Selain kedua faktor, faktor lain juga mempengaruhi impor, termasuk:
- Permintaan domestik
- Pendapatan domestik
- Nilai tukar
- Kebijakan pemerintah
- TIngkat produktivitas
Ketersediaan
Barang dan jasa tertentu mungkin tidak diproduksi perekonomian domestik. Ini adalah alasan utama mengapa impor ada. Kita membutuhkan mereka tapi kita harus membelinya dari negara lain.
Permintaan gandum oleh negara-negara di Asia Tenggara seperti Indonesia adalah contoh bagus. Wilayah geografis mereka tidak cocok untuk menanam gandum. Sehingga, mereka harus membeli dari negara lain seperti China, Rusia, dan India untuk memenuhi permintaan domestik mereka.
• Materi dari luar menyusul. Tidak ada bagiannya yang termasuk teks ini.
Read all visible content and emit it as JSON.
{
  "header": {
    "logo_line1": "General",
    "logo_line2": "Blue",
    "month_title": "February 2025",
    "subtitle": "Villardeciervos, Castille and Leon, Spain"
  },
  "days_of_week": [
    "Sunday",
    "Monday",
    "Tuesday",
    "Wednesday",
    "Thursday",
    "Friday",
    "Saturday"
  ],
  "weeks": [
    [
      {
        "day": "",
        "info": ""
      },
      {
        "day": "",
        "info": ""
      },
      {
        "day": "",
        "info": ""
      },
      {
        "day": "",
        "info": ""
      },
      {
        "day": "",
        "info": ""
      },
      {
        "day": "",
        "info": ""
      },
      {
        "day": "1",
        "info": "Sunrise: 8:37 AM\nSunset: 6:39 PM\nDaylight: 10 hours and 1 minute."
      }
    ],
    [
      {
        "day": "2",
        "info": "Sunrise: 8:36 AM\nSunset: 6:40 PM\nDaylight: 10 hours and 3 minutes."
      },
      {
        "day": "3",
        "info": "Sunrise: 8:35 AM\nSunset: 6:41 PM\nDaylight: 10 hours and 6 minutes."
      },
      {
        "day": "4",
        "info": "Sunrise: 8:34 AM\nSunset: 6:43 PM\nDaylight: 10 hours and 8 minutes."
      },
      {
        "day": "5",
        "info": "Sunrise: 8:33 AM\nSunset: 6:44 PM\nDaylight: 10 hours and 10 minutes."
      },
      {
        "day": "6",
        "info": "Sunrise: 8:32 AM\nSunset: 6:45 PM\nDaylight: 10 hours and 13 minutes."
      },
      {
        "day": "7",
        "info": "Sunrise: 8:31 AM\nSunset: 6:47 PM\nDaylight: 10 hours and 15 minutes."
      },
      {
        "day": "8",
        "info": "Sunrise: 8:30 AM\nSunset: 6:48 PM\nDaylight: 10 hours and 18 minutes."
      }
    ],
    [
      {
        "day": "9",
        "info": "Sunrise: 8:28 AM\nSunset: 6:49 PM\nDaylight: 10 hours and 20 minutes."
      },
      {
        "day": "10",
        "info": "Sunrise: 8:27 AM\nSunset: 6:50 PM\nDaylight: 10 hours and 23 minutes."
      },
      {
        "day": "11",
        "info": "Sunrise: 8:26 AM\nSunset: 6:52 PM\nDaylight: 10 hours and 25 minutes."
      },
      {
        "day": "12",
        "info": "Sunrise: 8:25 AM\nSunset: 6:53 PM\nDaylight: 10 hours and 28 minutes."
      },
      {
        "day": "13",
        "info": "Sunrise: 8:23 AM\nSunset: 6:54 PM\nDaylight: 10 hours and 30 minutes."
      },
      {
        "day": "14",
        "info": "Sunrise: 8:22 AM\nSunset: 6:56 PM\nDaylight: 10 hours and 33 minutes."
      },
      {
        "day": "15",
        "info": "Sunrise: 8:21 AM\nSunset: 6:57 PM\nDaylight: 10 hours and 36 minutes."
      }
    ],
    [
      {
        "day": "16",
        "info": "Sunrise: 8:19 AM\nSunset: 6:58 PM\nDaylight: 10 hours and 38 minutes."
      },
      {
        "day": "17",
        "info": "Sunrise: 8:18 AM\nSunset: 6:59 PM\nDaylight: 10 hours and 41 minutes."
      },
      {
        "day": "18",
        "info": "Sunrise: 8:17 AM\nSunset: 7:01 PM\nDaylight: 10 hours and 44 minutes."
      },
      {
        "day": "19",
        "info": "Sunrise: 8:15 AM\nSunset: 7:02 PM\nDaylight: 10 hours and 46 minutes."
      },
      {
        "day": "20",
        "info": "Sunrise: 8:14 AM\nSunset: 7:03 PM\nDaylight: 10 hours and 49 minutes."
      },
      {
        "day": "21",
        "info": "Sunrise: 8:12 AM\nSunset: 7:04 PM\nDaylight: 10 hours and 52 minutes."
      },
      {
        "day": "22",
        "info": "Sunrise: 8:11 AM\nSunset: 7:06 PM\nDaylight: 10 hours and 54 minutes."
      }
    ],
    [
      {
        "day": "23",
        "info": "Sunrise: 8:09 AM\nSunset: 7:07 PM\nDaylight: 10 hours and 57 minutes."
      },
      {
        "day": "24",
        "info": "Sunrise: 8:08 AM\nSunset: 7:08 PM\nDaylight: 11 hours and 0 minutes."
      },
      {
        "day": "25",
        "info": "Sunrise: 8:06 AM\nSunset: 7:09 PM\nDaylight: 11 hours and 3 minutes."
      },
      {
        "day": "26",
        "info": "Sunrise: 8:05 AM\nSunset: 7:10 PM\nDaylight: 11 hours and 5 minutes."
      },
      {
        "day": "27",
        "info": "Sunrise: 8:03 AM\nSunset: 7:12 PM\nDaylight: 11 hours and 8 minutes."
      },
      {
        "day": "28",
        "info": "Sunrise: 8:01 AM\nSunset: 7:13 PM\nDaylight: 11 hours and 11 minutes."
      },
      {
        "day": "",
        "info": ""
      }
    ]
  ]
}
Dalam kasus lain, sebuah negara mengimpor karena produksi dalam negeri tidak mencukupi. Sehingga, ada kekurangan di pasar karena pasokan domestik kurang dari permintaan domestik. Akibatnya, negara tersebut harus mengimpor dari luar negeri untuk menutupi kekurangan tersebut.
Harga atau tingkat inflasi
Produksi dalam negeri mungkin memenuhi permintaan, tapi mahal. Alasannya mungkin adalah sumber daya tidak mencukupi atau teknologi tidak mendukung. Akibatnya, perekonomian domestik memproduksi mereka pada biaya yang lebih mahal daripada negara lain. Dengan kata lain, perekonomian domestik tidak memiliki keunggulan komparatif untuk memproduksi barang tersebut.
Ketidakunggulan komparatif (comparative disadvantage) membuat produksi kurang efisien dibandingkan dengan negara lain. Sebagai hasilnya, produk domestik berharga lebih mahal karena memerlukan lebih banyak biaya untuk memproduksi mereka. Sehingga, kita harus mengimpor dari negara lain untuk mendapatkan yang lebih murah. Pilihan tersebut lebih masuk akal daripada menggunakan sumber daya untuk memproduksi barang yang tidak kompetitif.
Singkat cerita, ketika barang luar negeri lebih murah di luar negeri, kita cenderung meningkatkan impor. Sebaliknya, ketika barang domestik berharga lebih murah daripada di pasar internasional, kita beralih ke mereka.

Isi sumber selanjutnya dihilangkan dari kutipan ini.